You can fill in big or small gaps in the gallery
Even with the best-laid plans, your wall gallery might end up with some weird gaps or space constraint requirements that you just can't fix with pictures alone. In many cases, the normal go-to solution for such an issue would be to start over completely and rehang the gallery. However, you may be able to sneak in a shelf that solves the design problem at hand. For example, say there's a 7-inch gap between pictures that, in context, looks a little too wide. Rather than rehanging the artwork on one or both sides of the gap, consider hanging a small 5-inch-wide shelf in the gap instead. Then add something like a bottle of vintage wine or decorative vase. It introduces visual interest to the area while closing the oddly-spaced gap. No rehanging is required, and it's a luxe home design alternative to basic gallery walls.

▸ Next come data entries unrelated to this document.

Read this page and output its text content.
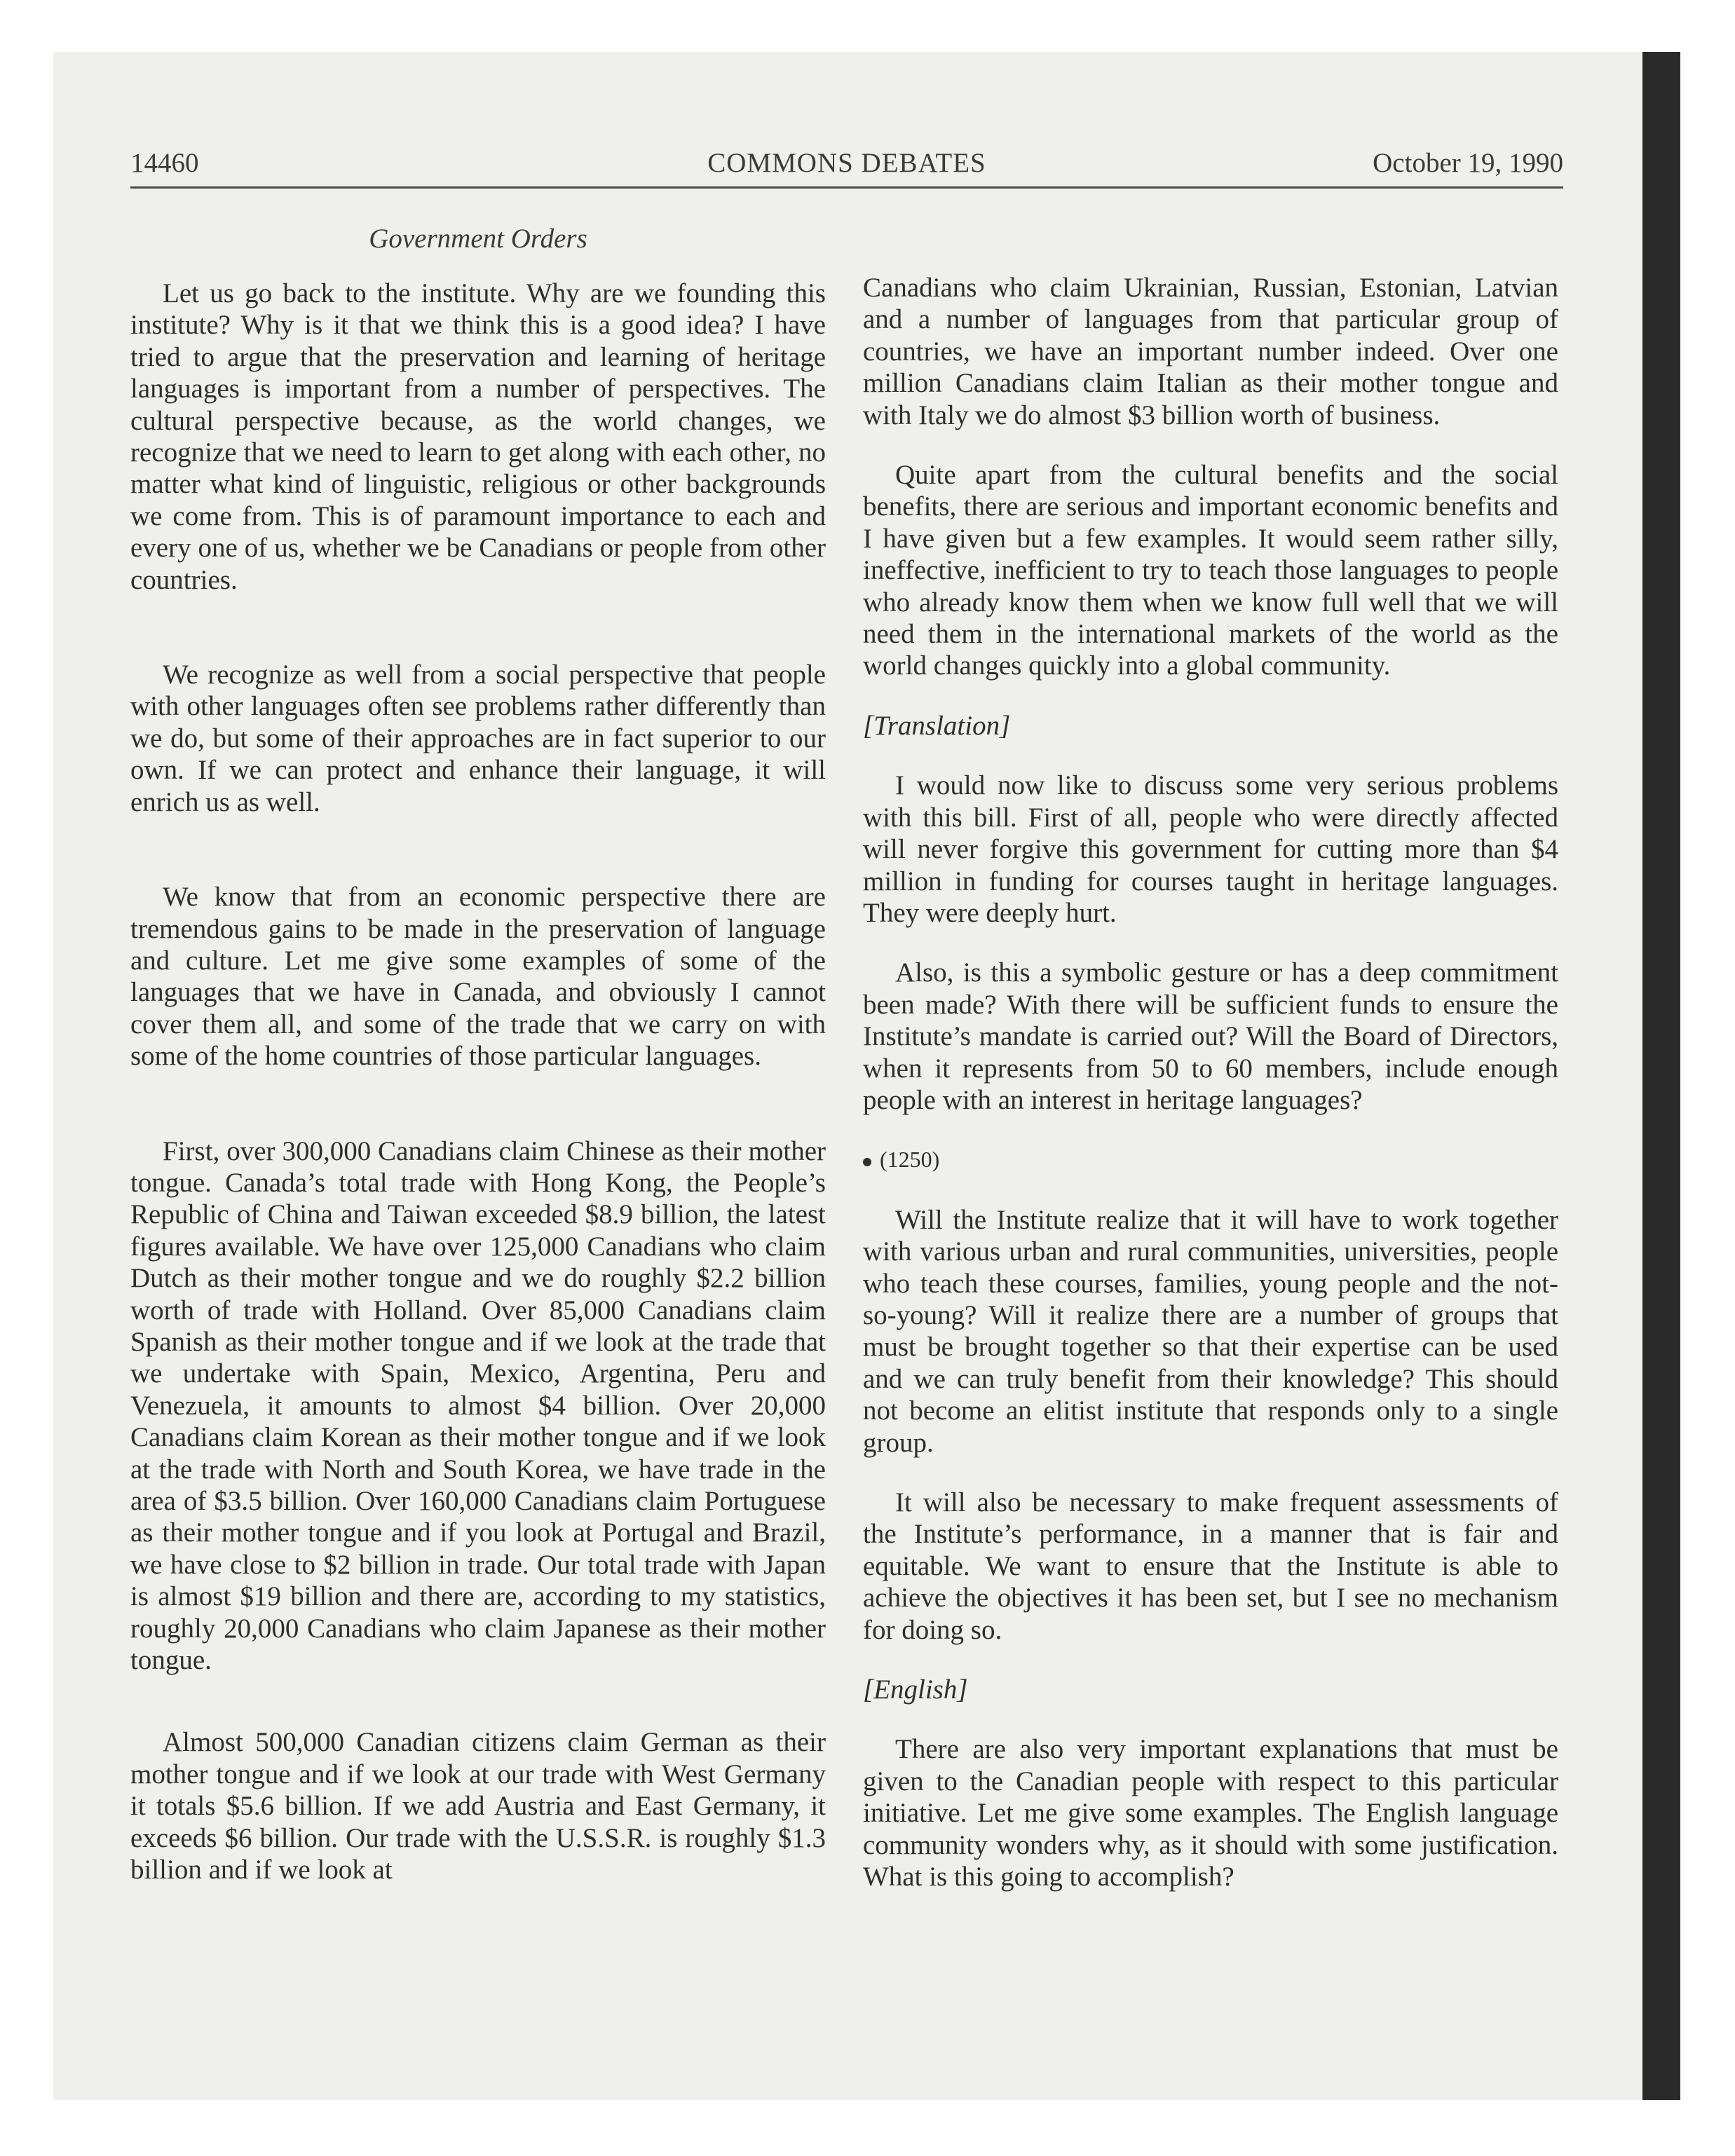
14460	COMMONS DEBATES	October 19, 1990
Government Orders

Let us go back to the institute. Why are we founding this institute? Why is it that we think this is a good idea? I have tried to argue that the preservation and learning of heritage languages is important from a number of perspectives. The cultural perspective because, as the world changes, we recognize that we need to learn to get along with each other, no matter what kind of linguistic, religious or other backgrounds we come from. This is of paramount importance to each and every one of us, whether we be Canadians or people from other countries.

We recognize as well from a social perspective that people with other languages often see problems rather differently than we do, but some of their approaches are in fact superior to our own. If we can protect and enhance their language, it will enrich us as well.

We know that from an economic perspective there are tremendous gains to be made in the preservation of language and culture. Let me give some examples of some of the languages that we have in Canada, and obviously I cannot cover them all, and some of the trade that we carry on with some of the home countries of those particular languages.

First, over 300,000 Canadians claim Chinese as their mother tongue. Canada’s total trade with Hong Kong, the People’s Republic of China and Taiwan exceeded $8.9 billion, the latest figures available. We have over 125,000 Canadians who claim Dutch as their mother tongue and we do roughly $2.2 billion worth of trade with Holland. Over 85,000 Canadians claim Spanish as their mother tongue and if we look at the trade that we undertake with Spain, Mexico, Argentina, Peru and Venezuela, it amounts to almost $4 billion. Over 20,000 Canadians claim Korean as their mother tongue and if we look at the trade with North and South Korea, we have trade in the area of $3.5 billion. Over 160,000 Canadians claim Portuguese as their mother tongue and if you look at Portugal and Brazil, we have close to $2 billion in trade. Our total trade with Japan is almost $19 billion and there are, according to my statistics, roughly 20,000 Canadians who claim Japanese as their mother tongue.

Almost 500,000 Canadian citizens claim German as their mother tongue and if we look at our trade with West Germany it totals $5.6 billion. If we add Austria and East Germany, it exceeds $6 billion. Our trade with the U.S.S.R. is roughly $1.3 billion and if we look at

Canadians who claim Ukrainian, Russian, Estonian, Latvian and a number of languages from that particular group of countries, we have an important number indeed. Over one million Canadians claim Italian as their mother tongue and with Italy we do almost $3 billion worth of business.

Quite apart from the cultural benefits and the social benefits, there are serious and important economic benefits and I have given but a few examples. It would seem rather silly, ineffective, inefficient to try to teach those languages to people who already know them when we know full well that we will need them in the international markets of the world as the world changes quickly into a global community.

[Translation]

I would now like to discuss some very serious problems with this bill. First of all, people who were directly affected will never forgive this government for cutting more than $4 million in funding for courses taught in heritage languages. They were deeply hurt.

Also, is this a symbolic gesture or has a deep commitment been made? With there will be sufficient funds to ensure the Institute’s mandate is carried out? Will the Board of Directors, when it represents from 50 to 60 members, include enough people with an interest in heritage languages?

(1250)

Will the Institute realize that it will have to work together with various urban and rural communities, universities, people who teach these courses, families, young people and the not-so-young? Will it realize there are a number of groups that must be brought together so that their expertise can be used and we can truly benefit from their knowledge? This should not become an elitist institute that responds only to a single group.

It will also be necessary to make frequent assessments of the Institute’s performance, in a manner that is fair and equitable. We want to ensure that the Institute is able to achieve the objectives it has been set, but I see no mechanism for doing so.

[English]

There are also very important explanations that must be given to the Canadian people with respect to this particular initiative. Let me give some examples. The English language community wonders why, as it should with some justification. What is this going to accomplish?
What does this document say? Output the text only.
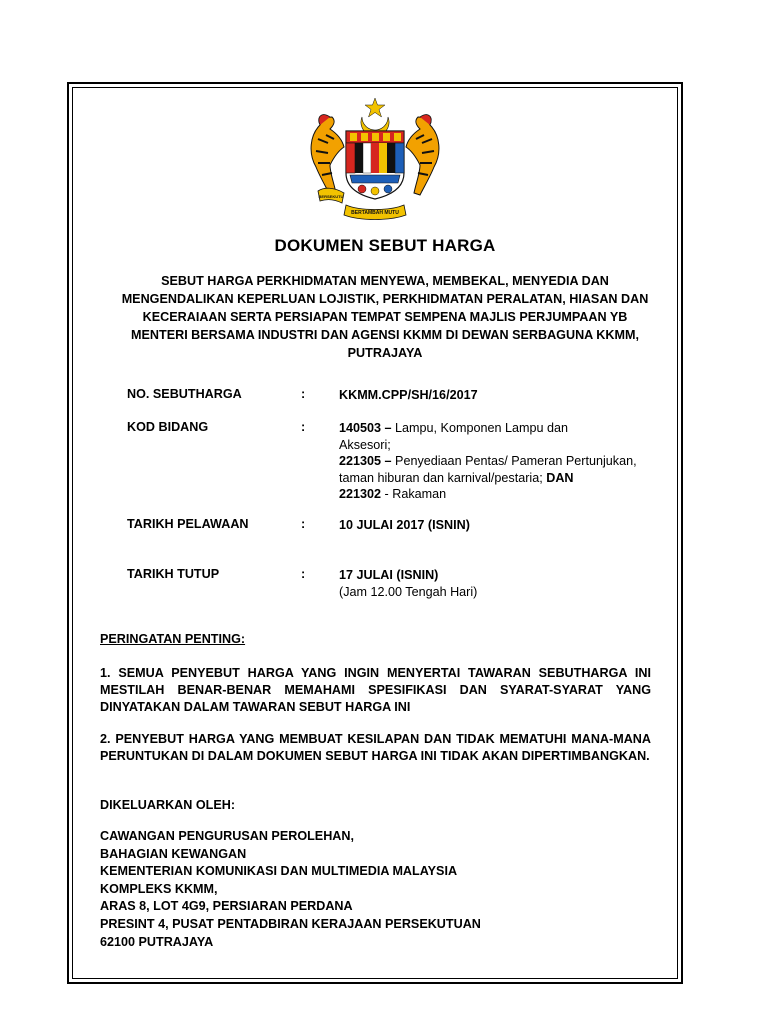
BERSEKUTU
BERTAMBAH MUTU
DOKUMEN SEBUT HARGA
SEBUT HARGA PERKHIDMATAN MENYEWA, MEMBEKAL, MENYEDIA DAN
MENGENDALIKAN KEPERLUAN LOJISTIK, PERKHIDMATAN PERALATAN, HIASAN DAN
KECERAIAAN SERTA PERSIAPAN TEMPAT SEMPENA MAJLIS PERJUMPAAN YB
MENTERI BERSAMA INDUSTRI DAN AGENSI KKMM DI DEWAN SERBAGUNA KKMM,
PUTRAJAYA
NO. SEBUTHARGA	:	KKMM.CPP/SH/16/2017
KOD BIDANG	:	140503 – Lampu, Komponen Lampu dan
Aksesori;
221305 – Penyediaan Pentas/ Pameran Pertunjukan,
taman hiburan dan karnival/pestaria; DAN
221302 - Rakaman
TARIKH PELAWAAN	:	10 JULAI 2017 (ISNIN)
TARIKH TUTUP	:	17 JULAI (ISNIN)
(Jam 12.00 Tengah Hari)
PERINGATAN PENTING:
1. SEMUA PENYEBUT HARGA YANG INGIN MENYERTAI TAWARAN SEBUTHARGA INI MESTILAH BENAR-BENAR MEMAHAMI SPESIFIKASI DAN SYARAT-SYARAT YANG DINYATAKAN DALAM TAWARAN SEBUT HARGA INI
2. PENYEBUT HARGA YANG MEMBUAT KESILAPAN DAN TIDAK MEMATUHI MANA-MANA PERUNTUKAN DI DALAM DOKUMEN SEBUT HARGA INI TIDAK AKAN DIPERTIMBANGKAN.
DIKELUARKAN OLEH:
CAWANGAN PENGURUSAN PEROLEHAN,
BAHAGIAN KEWANGAN
KEMENTERIAN KOMUNIKASI DAN MULTIMEDIA MALAYSIA
KOMPLEKS KKMM,
ARAS 8, LOT 4G9, PERSIARAN PERDANA
PRESINT 4, PUSAT PENTADBIRAN KERAJAAN PERSEKUTUAN
62100 PUTRAJAYA
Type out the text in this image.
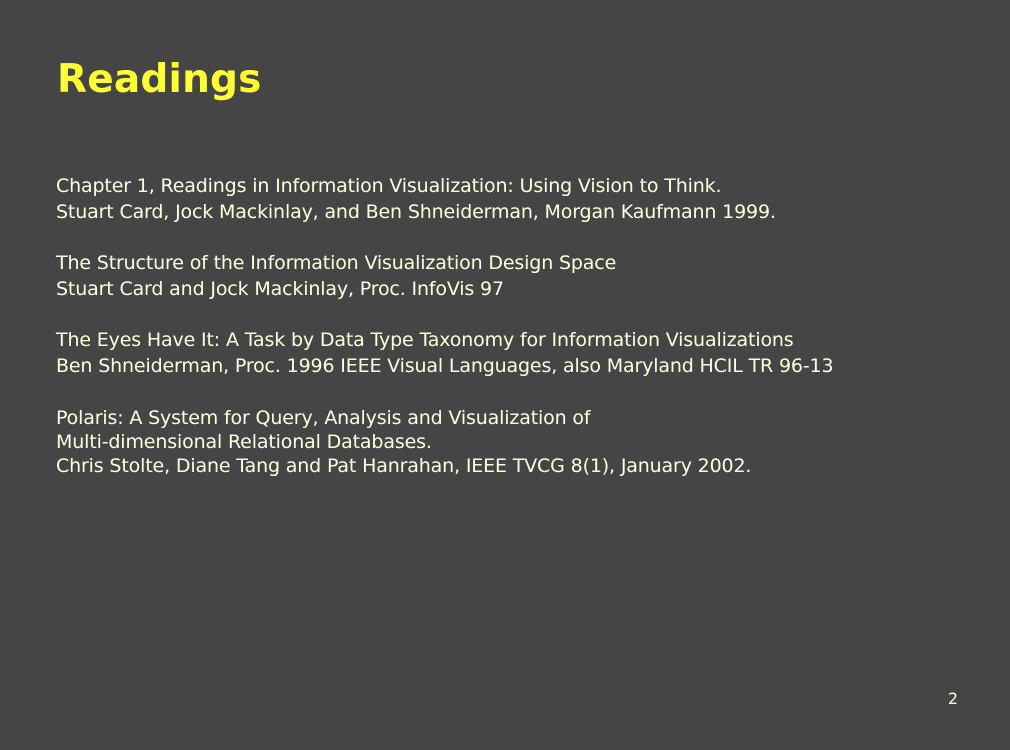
Readings
Chapter 1, Readings in Information Visualization: Using Vision to Think.
Stuart Card, Jock Mackinlay, and Ben Shneiderman, Morgan Kaufmann 1999.
The Structure of the Information Visualization Design Space
Stuart Card and Jock Mackinlay, Proc. InfoVis 97
The Eyes Have It: A Task by Data Type Taxonomy for Information Visualizations
Ben Shneiderman, Proc. 1996 IEEE Visual Languages, also Maryland HCIL TR 96-13
Polaris: A System for Query, Analysis and Visualization of
Multi-dimensional Relational Databases.
Chris Stolte, Diane Tang and Pat Hanrahan, IEEE TVCG 8(1), January 2002.
2
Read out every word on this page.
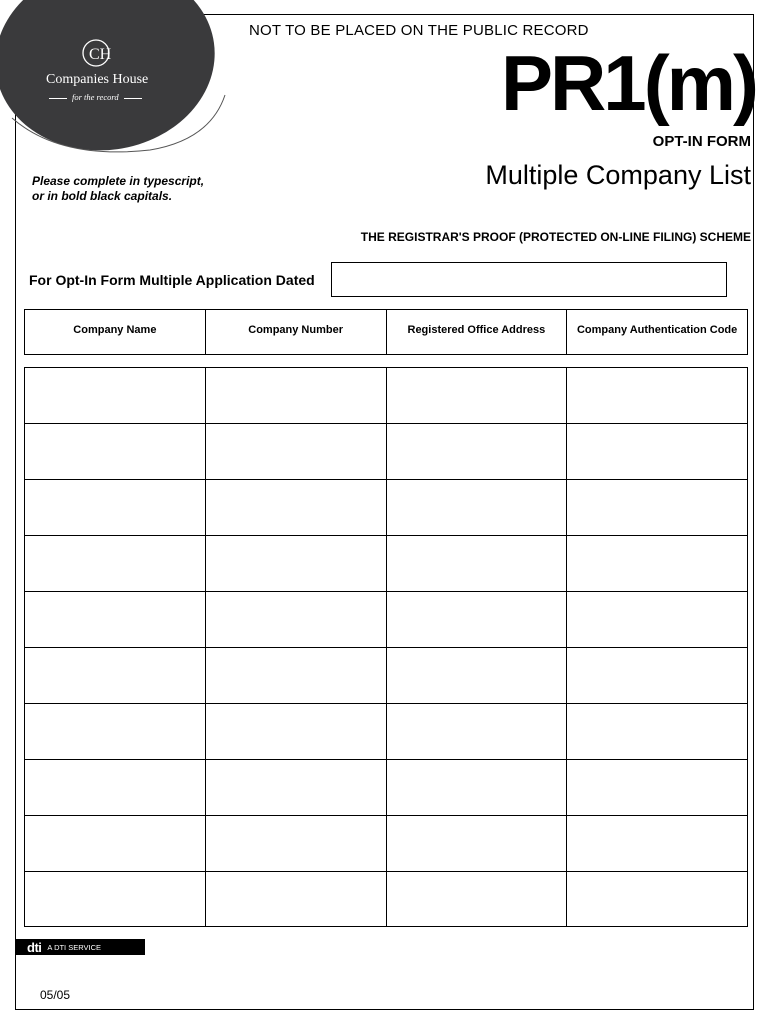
CH
Companies House
for the record
NOT TO BE PLACED ON THE PUBLIC RECORD
PR1(m)
OPT-IN FORM
Multiple Company List
Please complete in typescript,
or in bold black capitals.
THE REGISTRAR'S PROOF (PROTECTED ON-LINE FILING) SCHEME
For Opt-In Form Multiple Application Dated
Company Name	Company Number	Registered Office Address	Company Authentication Code
dti A DTI SERVICE
05/05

This concept works in reverse, too. If you have a big gap on the wall that was left once you move an armchair away, for example, a long shelf and a large 18-by-24 inch painting could be slipped into the spot to cover the gap. This can be replaced by two small paintings down the road. The shelf stays as a placeholder, regardless of how big the artwork is. In both of these cases, the shelves give you the option of placing items to fit the constraints of the space, without requiring you to move everything around.